It’s hard to get anything done with all of the push notifications pulling us into other directions. You can find something else to do or think about at any given moment. But maybe the distractions aren’t the problem. Maybe it’s your willingness to be distracted that needs to be examined.
“Distractions are by-products of a problem,” says Kyle Cease, author of I Hope I Screw This Up: How Falling In Love With Your Fears Can Change the World. “Something outside of you is pulling you away from yourself or a goal. But the distraction is actually on the inside, and what’s going on outside matches what’s going on inside.”
We invite distractions as a way to handle three internal struggles, says Cease.

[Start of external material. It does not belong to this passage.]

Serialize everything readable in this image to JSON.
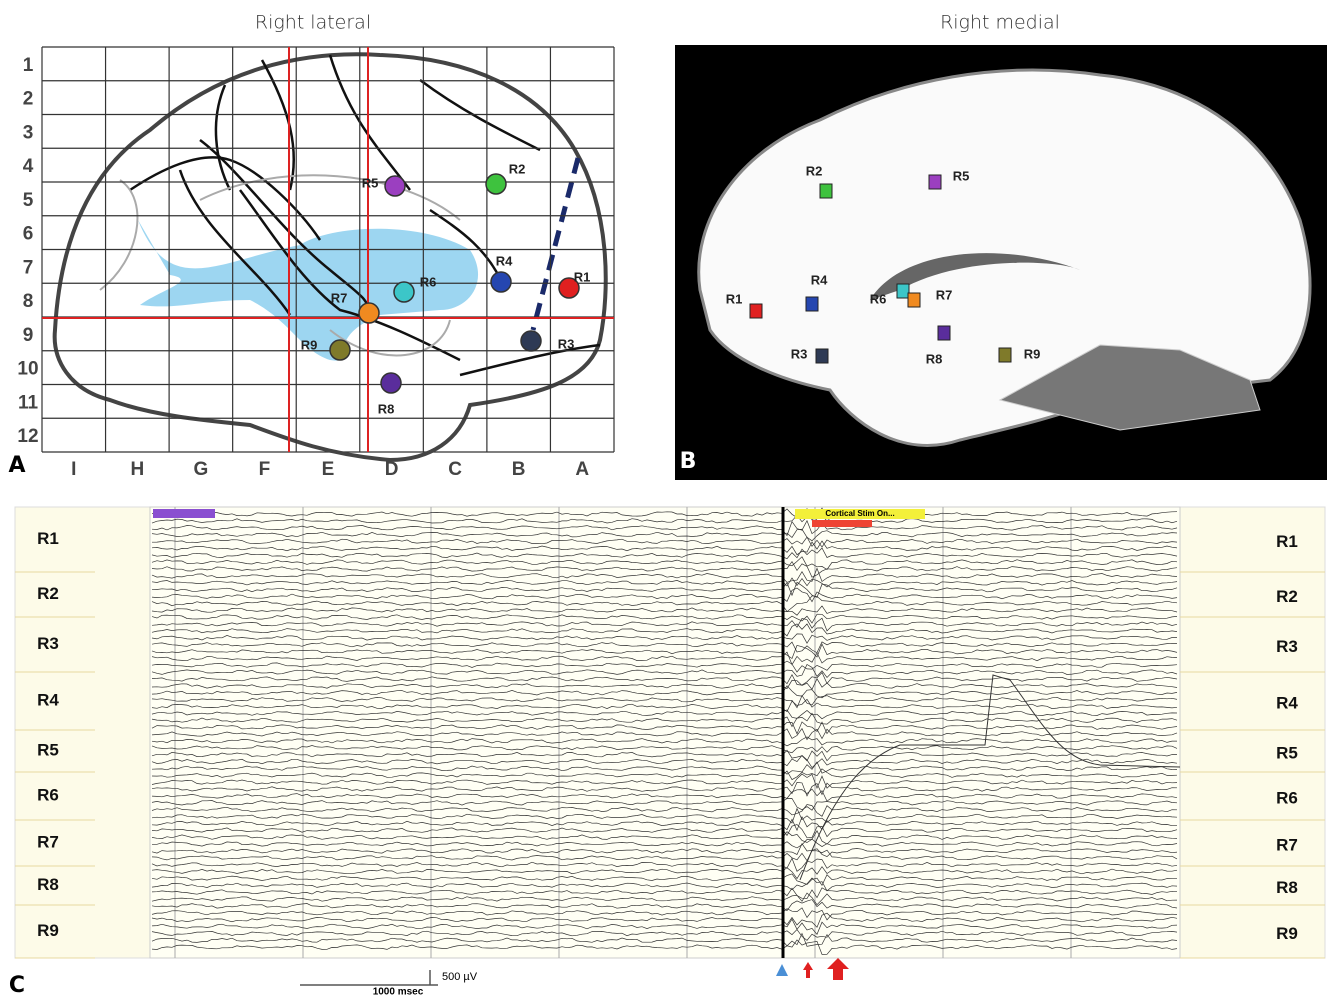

Using Distractions To Cover Your Fear
Distractions can help you avoid something that makes you afraid, such as trying something new or achieving a big goal. Many of us stay in a place of fear because it’s a way to seek connection, says Cease. “We get a lot of love for feeling doubtful and scared,” he says. “If you go to lunch with friend and you complain, now you’re connecting through complaining. Eventually you may become scared to not complain because you’d lose the feeling of love from that person.”

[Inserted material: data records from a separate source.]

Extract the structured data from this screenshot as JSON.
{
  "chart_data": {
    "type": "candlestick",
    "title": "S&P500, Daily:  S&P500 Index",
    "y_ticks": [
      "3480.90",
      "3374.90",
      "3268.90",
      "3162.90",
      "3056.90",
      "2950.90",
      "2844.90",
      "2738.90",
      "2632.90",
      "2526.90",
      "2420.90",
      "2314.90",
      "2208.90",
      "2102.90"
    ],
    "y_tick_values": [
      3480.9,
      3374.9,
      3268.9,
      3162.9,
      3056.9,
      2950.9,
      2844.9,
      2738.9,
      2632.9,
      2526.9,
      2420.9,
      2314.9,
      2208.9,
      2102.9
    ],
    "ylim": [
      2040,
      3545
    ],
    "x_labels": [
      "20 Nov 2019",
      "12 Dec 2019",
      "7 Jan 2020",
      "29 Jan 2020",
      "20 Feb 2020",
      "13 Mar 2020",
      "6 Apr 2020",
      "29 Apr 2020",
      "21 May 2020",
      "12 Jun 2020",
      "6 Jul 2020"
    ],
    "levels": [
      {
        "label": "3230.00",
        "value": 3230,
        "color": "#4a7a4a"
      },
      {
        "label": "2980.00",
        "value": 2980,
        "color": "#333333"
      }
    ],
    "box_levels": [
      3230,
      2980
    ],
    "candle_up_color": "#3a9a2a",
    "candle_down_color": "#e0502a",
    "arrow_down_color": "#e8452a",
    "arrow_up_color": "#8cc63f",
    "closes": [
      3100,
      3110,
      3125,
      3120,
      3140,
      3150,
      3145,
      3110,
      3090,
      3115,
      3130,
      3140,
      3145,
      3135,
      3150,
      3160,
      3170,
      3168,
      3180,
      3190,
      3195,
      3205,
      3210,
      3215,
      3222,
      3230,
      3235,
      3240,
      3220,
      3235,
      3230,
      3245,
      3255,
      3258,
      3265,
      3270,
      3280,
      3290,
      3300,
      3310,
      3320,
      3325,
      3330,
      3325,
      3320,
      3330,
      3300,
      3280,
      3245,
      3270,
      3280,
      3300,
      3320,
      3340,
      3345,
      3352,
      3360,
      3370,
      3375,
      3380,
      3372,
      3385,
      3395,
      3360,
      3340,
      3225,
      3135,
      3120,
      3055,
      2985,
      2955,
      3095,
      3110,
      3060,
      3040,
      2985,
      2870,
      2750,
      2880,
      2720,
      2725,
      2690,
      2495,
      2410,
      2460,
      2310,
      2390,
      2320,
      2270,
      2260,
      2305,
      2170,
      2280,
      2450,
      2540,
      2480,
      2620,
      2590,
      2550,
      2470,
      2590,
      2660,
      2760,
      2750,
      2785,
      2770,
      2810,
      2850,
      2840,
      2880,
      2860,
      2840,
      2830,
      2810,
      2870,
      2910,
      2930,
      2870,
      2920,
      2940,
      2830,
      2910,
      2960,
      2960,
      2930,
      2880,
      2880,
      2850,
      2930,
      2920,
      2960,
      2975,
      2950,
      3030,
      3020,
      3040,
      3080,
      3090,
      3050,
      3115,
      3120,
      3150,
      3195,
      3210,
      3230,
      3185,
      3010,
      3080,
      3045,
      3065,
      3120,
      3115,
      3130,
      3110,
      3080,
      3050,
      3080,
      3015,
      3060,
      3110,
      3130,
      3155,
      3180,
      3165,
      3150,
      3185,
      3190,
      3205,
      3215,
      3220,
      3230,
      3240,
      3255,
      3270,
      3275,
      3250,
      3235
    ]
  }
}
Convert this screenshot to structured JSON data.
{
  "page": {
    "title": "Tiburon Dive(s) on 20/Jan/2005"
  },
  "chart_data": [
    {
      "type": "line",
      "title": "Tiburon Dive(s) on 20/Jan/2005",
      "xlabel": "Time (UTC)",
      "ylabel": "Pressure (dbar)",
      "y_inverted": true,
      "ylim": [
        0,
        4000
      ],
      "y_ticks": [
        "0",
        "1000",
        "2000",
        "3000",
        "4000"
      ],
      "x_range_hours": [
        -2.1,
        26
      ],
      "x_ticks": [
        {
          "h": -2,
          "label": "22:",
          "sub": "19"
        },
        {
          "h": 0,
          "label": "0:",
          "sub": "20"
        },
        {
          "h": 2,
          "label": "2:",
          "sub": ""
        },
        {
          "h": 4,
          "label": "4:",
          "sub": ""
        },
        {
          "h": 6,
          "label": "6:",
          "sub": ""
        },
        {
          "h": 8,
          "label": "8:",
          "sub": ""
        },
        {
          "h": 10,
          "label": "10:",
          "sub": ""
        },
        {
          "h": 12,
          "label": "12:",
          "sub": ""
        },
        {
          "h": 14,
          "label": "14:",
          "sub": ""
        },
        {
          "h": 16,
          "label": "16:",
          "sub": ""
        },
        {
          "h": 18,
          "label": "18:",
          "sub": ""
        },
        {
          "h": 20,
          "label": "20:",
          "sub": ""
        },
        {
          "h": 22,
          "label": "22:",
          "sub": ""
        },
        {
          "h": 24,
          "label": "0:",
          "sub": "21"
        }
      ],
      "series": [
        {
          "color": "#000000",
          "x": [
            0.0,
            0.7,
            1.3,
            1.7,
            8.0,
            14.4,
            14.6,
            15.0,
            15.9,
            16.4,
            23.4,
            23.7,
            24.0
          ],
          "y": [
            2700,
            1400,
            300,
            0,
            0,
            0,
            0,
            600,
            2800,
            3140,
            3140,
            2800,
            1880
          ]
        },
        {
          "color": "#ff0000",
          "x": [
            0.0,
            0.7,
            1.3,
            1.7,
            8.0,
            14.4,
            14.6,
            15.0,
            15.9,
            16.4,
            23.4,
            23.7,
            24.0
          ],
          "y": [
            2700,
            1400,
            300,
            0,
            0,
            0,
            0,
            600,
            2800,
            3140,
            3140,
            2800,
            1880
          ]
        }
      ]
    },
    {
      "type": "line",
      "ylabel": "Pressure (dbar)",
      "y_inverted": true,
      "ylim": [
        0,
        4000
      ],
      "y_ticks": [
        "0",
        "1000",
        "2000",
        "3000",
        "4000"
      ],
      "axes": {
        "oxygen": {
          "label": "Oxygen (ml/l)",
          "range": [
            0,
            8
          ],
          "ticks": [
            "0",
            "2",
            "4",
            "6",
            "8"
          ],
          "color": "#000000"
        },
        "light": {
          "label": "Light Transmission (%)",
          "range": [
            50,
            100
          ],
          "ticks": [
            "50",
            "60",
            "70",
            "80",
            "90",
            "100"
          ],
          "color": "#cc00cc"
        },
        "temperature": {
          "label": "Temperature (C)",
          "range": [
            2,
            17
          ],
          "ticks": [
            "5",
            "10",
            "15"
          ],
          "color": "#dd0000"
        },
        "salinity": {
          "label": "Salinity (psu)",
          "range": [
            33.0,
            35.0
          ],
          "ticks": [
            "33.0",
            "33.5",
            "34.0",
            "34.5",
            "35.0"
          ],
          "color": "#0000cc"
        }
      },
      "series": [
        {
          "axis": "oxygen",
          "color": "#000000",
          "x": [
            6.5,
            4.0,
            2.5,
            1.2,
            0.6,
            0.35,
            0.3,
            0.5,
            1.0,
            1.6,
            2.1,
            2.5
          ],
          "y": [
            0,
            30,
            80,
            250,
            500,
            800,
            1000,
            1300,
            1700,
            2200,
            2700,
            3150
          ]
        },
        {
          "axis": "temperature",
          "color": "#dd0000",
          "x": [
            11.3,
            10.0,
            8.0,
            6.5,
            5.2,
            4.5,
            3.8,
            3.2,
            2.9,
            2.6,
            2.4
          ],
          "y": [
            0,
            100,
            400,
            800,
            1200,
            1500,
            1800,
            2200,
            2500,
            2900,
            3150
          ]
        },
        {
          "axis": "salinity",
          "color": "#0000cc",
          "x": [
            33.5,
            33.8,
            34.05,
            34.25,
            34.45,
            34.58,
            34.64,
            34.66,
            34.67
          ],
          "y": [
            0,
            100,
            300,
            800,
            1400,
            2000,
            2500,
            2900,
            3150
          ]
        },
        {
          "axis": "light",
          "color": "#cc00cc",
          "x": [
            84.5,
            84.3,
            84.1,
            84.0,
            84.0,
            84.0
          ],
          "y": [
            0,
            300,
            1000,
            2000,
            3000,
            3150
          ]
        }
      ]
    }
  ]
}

Fear is an illusion that comes from looking at something you’ve never done. “The nervous system isn’t scared of doing specific things; it’s scared of things it’s never done before,” says Cease. “It believes anything could be death. Everything you’ve already done has proven itself to be safe.”
If you’re about to make a big presentation, for example, and your mind suddenly comes up with the idea, “What if I throw up?” you’re creating an internal distraction to avoid dealing with your fear.
“Immediately your ego shows up, saying ‘You’re not going to throw up,’ helping you with problem it created in the first place,” says Cease. “Instead, look at that fear as a thought passing through. The problem isn’t having the thought, it’s being resistant to the thought and feeling that you need to fix the thought.”
Instead of creating distractions, embrace the fear, suggests Cease. Go into a new or uncomfortable situation saying, “I hope I screw this up,” or, “What if I screw this up? And I love that.”
“Once you are okay with the problem, it goes away,” he says. “All of a sudden you’re not enslaved to it. Resistance to the problem keeps it there.”
At the time of this interview, Cease, whose speaking tour The Limitation Game has been described as a cross between Jim Carrey and Eckhart Tolle, was preparing for a meeting with a television producer from Oprah Winfrey’s network. “I’m going into the meeting with the idea that I’m okay with screwing up,” he says. “All of a sudden I’m free of boundaries. I don’t need that producer’s approval. I perform much better if I’m okay with it going badly.”
Seeking Distractions Because You’re Insecure
The feeling of not being good enough keeps you from pursuing goals, and seeking distractions could mean you have a lack of awareness of who you are. The first thing to do is to stop thinking you’re incomplete, says Cease.
“Every commercial shows this loser person who then flips the tab of a Budweiser and has bikini women surrounding him,” he says. “You’re not enough is a great starting point. We buy into it because we are horrified that we are enough. Society is built around constant improvement.”
This sense of lacking is often formed in childhood. “We grew up believing that who we are is what our parents think about us,” says Cease. “We tap-danced, performed, or whatever we had to do to get love, and we end up becoming characters, thinking that love comes from avoiding something or moving something or chasing something.”
Approval has to come from self-connection. “Believing that connection is something outside of yourself causes you to be disconnected,” says Cease.
You Use Distractions For A Sense Of Control
A big cause of stress is trying to control things that you can’t, says Cease. “You can’t control politicians, for example,” he says. “You can control what you do. People pace around, using circumstances outside of themselves as excuses not to step into their own ambitions. There is a lie that things outside of you run you.”
Distractions due to lack of control turn into excuses, blame, and credit. This outward thinking helps you avoid taking action and being vulnerable. “Right now we live in a time where people are starting to see the BS in themselves and the world,” says Cease. “People can see through manipulation and strategies and marketing. The number-one thing they’re looking for is authenticity, and that takes vulnerability.”
Letting go of what you can’t control opens you up to opportunities. “Who am I to say that things have to go this way when there could be a lesson worth way more than the vision I had for myself?” asks Cease.